Highnam roofs, specifically
Why Highnam roofs green up faster than the open ground around them.
Highnam sits on low, flat ground three miles west of Gloucester, pinned between the River Severn on its Gloucester side and the River Leadon to the north, with Alney Island and the floodplain just across the water. It's the kind of geography that holds damp. The vale floods — the Severn put a lot of this low ground under water in both 1947 and 2007 — and even in a dry summer that flat, wet basin keeps the air sitting heavy with moisture. Moisture is exactly what moss, lichen and gloeocapsa algae feed on, so a Highnam roof tends to carry more growth than an identical house up on the drier slopes towards the A40 or out past Newent.
Then there's the tree cover, which is what really sets Highnam apart. The village is ringed by woodland — RSPB Highnam Woods on the western edge and Lassington Wood to the east — and the parish is dotted with mature trees and hedgerow. All that canopy throws shade across roofs that would otherwise dry out in the sun, and every autumn it drops a steady fall of leaves and debris onto the tiles and into the gutters. Shade keeps a pitch permanently damp; leaf-litter feeds the moss and clogs the drainage. North-facing slopes under the tree line are usually the worst, going green years before the south-facing side of the same house.
Most of the village's housing is the kind of roof that suffers most in those conditions: concrete interlocking tile. Maidenhall — the core estate, started in the late 1930s and built out through the 1940s, 50s and into the 60s — and the 1970s Oakridge ring are mostly textured concrete tile, and textured tile gives spores something to grip. By the time someone calls us, a north-facing Maidenhall roof is often a thick mat of moss sitting in the laps, with the gutters behind it choked with washed-down growth and leaf-mould off the surrounding trees.

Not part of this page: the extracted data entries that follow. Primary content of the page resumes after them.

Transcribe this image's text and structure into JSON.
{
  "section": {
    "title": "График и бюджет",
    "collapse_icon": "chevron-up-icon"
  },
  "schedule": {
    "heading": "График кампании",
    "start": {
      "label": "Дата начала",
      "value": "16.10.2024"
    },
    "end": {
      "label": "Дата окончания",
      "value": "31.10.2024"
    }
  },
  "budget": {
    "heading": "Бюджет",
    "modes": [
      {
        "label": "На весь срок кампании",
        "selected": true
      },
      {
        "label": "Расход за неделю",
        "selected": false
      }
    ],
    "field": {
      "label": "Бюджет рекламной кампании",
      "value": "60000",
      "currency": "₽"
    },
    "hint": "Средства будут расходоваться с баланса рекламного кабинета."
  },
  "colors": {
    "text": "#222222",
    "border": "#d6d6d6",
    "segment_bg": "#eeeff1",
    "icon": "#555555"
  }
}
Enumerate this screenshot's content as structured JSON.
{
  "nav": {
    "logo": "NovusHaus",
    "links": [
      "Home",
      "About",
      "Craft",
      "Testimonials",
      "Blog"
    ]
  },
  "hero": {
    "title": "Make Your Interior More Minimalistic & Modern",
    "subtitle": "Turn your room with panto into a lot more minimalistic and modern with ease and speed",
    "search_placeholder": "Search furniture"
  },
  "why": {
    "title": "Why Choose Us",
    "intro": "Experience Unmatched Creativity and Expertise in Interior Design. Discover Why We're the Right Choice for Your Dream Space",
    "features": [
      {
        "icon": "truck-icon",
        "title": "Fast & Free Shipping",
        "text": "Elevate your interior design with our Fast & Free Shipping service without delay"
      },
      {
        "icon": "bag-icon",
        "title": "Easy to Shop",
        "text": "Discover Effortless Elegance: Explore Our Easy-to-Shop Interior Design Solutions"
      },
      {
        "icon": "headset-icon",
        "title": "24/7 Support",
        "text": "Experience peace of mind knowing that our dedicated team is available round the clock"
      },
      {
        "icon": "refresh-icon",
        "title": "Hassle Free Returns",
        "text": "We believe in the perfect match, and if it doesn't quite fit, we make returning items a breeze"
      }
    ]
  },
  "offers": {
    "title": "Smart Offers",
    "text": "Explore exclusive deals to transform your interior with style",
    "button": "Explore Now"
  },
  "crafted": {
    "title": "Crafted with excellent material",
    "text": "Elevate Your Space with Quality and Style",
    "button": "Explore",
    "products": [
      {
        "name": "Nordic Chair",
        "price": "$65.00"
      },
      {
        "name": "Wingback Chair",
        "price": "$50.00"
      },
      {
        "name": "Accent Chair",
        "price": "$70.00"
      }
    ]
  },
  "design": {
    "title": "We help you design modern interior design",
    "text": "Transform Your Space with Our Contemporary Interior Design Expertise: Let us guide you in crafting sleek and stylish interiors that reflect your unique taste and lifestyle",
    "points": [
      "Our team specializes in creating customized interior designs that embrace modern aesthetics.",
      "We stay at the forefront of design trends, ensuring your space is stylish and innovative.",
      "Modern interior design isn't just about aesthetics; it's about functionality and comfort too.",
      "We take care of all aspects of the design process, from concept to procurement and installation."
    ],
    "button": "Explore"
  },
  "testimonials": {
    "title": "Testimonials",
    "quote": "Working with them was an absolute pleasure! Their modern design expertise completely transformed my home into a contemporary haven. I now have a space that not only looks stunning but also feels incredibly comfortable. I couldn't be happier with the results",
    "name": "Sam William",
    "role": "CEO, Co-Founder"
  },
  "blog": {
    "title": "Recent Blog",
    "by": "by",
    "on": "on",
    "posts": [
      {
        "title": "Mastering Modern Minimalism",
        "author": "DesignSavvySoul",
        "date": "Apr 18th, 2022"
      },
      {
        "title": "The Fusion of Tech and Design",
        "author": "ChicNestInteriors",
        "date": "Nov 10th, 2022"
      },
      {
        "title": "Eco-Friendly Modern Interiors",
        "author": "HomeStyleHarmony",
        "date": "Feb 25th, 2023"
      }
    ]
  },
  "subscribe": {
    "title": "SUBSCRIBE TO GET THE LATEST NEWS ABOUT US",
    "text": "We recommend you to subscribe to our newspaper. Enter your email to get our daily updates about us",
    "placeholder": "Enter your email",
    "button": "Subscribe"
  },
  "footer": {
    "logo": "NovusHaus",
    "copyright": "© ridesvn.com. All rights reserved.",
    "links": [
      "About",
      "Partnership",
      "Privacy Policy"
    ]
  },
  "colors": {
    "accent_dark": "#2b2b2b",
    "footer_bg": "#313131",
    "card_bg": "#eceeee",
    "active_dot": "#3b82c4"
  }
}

One thing that's specific to Highnam is how tightly the estates were built within a few years of each other. Maidenhall went up across the same post-war decades, and Oakridge a little later, so a whole road of roofs reaches the point where the moss is impossible to ignore at roughly the same time — which is why, once we're booked on one house, we'll often end up doing two or three more on the same street that same week. It's also why we don't believe in pressure-blasting concrete tile that's already several decades old: the surface coating has thinned with age, and hammering it with high pressure takes years off the tile to buy you one clean season. Lifting the moss by hand and then treating with biocide is gentler on the tile and lasts far longer, which matters when the roof still has plenty of life left in it.